Dans l’imaginaire collectif, l’ingénieur est vu comme un spécialiste technique, bricoleur ingénieux capable d’abstraction. Cette idée collective c’est aussi la cible des recruteurs. En effet, si on peut bien faire un constat aujourd’hui, c’est que les profils d’ingénieurs à compétences techniques sont très recherchés. Le haut degré de technicité recherché implique nécessairement de s’intéresser aux ingénieurs spécialistes. Ainsi, ces dernières années, des métiers tels que chef de projet industriel, chef de projet R&D et des voies telles que l’informatique industrielle ou la direction d’unité industrielle, sont autant de domaines requérant de solides connaissances techniques et donc porteurs pour les ingénieurs.

Les qualités des ingénieurs spécialistes

La popularité de ces ingénieurs spécialisés auprès des recruteurs prouve toute la valeur qui leur est accordée. De fait, ayant suivi une formation très poussée dans un domaine spécifique, les ingénieurs spécialistes sont déjà en grande partie des experts dans leur domaine avant même d’entrer sur le marché du travail. Ces ingénieurs « prêts à l’emploi » représentent donc un véritable gain de temps et d’argent pour les entreprises qui se les arrachent.

Serge Schoen, Vice-président du Conseil d’Administration de Louis Dreyfus Commodities nous confie : « pour les recruteurs, les ingénieurs spécialistes qui ont démontré leur capacité à maitriser un domaine en profondeur ont la double vertu d’être directement employables sur ce domaine et, pour peu qu’ils aient gardé une certaine flexibilité, d’avoir souvent le potentiel d’appliquer la même profondeur dans d’autres domaines. » Outre leurs connaissances techniques et leur maîtrise d’un domaine, les ingénieurs spécialistes jouissent donc d’une méthode d’approfondissement qui, une fois appliquée, peut leur octroyer une grande souplesse.

Le désamour des docteurs : l’exception à la française

En 2013, pas moins de 8 % des ingénieurs diplômés en France ont fait le choix de poursuivre une thèse, soit près d’un ingénieur sur 12. Néanmoins, pour la majorité de ces futurs docteurs, l’entrée dans le monde professionnel se fera à l’étranger et non en France. Et pour cause, il semble que les recruteurs français, bien qu’attirés par les ingénieurs spécialistes, rechignent cependant à une spécialisation trop forte.
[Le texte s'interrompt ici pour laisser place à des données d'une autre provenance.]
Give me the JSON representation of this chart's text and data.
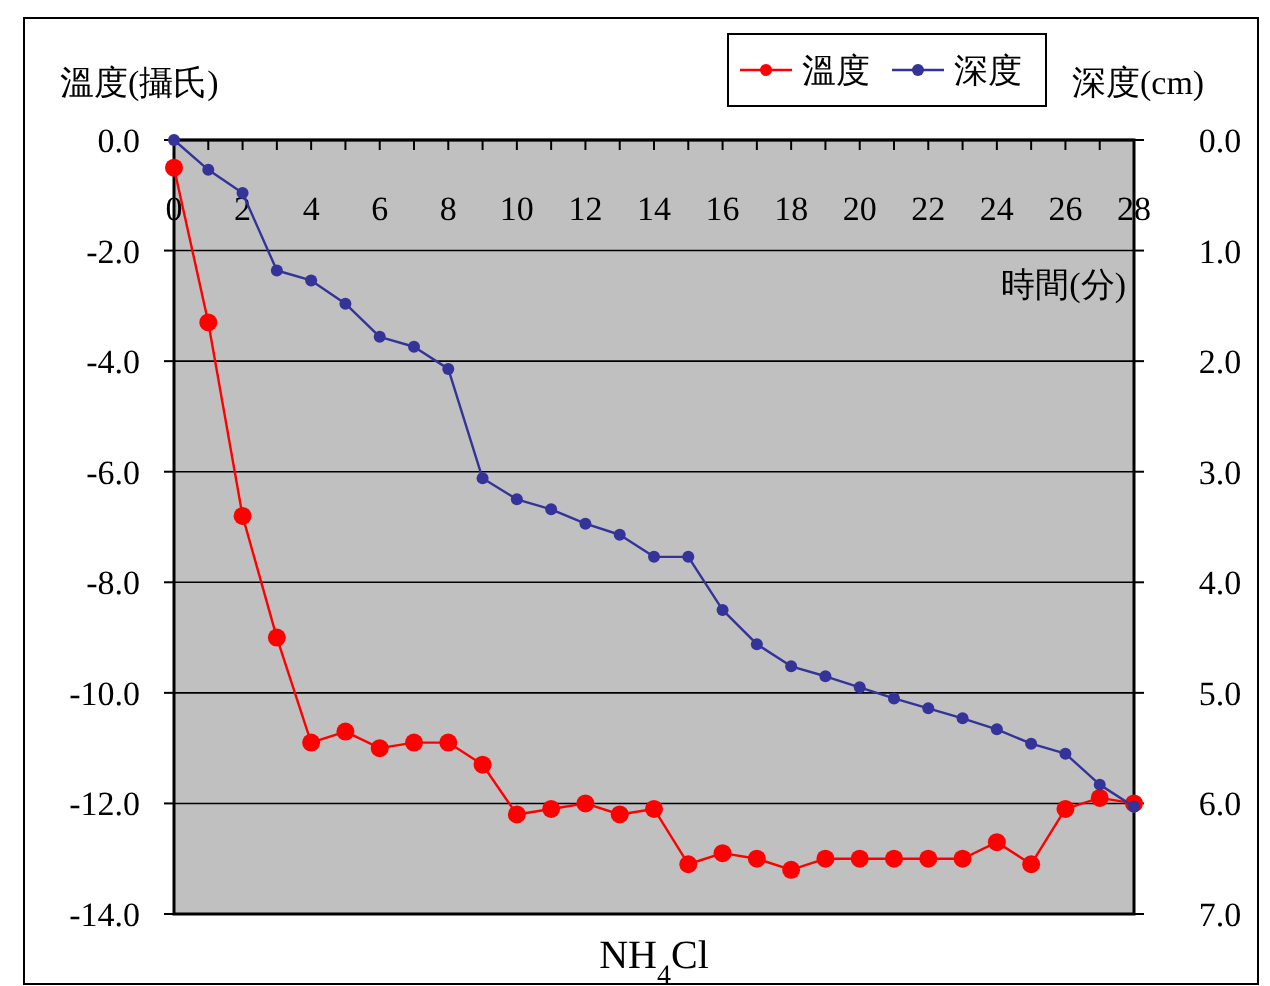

Ainsi pour plus de deux jeunes docteurs sur trois, le départ à l’étranger s’explique par les difficultés à trouver un poste en France. Si ces docteurs font le choix de partir, c’est parce qu’ils savent pertinemment que la situation est bien différente à l’étranger. Car les recruteurs étrangers savent apprécier nos docteurs pour leur spécialisation. En effet, le principal point fort des docteurs français (cité dans 76 % des cas) serait les compétences scientifiques spécifiques à leur champ de recherche.

Il apparaît donc un véritable plafond de spécialisation en France au-delà duquel la volonté d’embauche chute fortement. Néanmoins ce plafond pourrait commencer à s’effacer dans les années à venir grâce au soutien du gouvernement qui entend bien prendre des mesures pour rapprocher docteurs et monde de l’entreprise.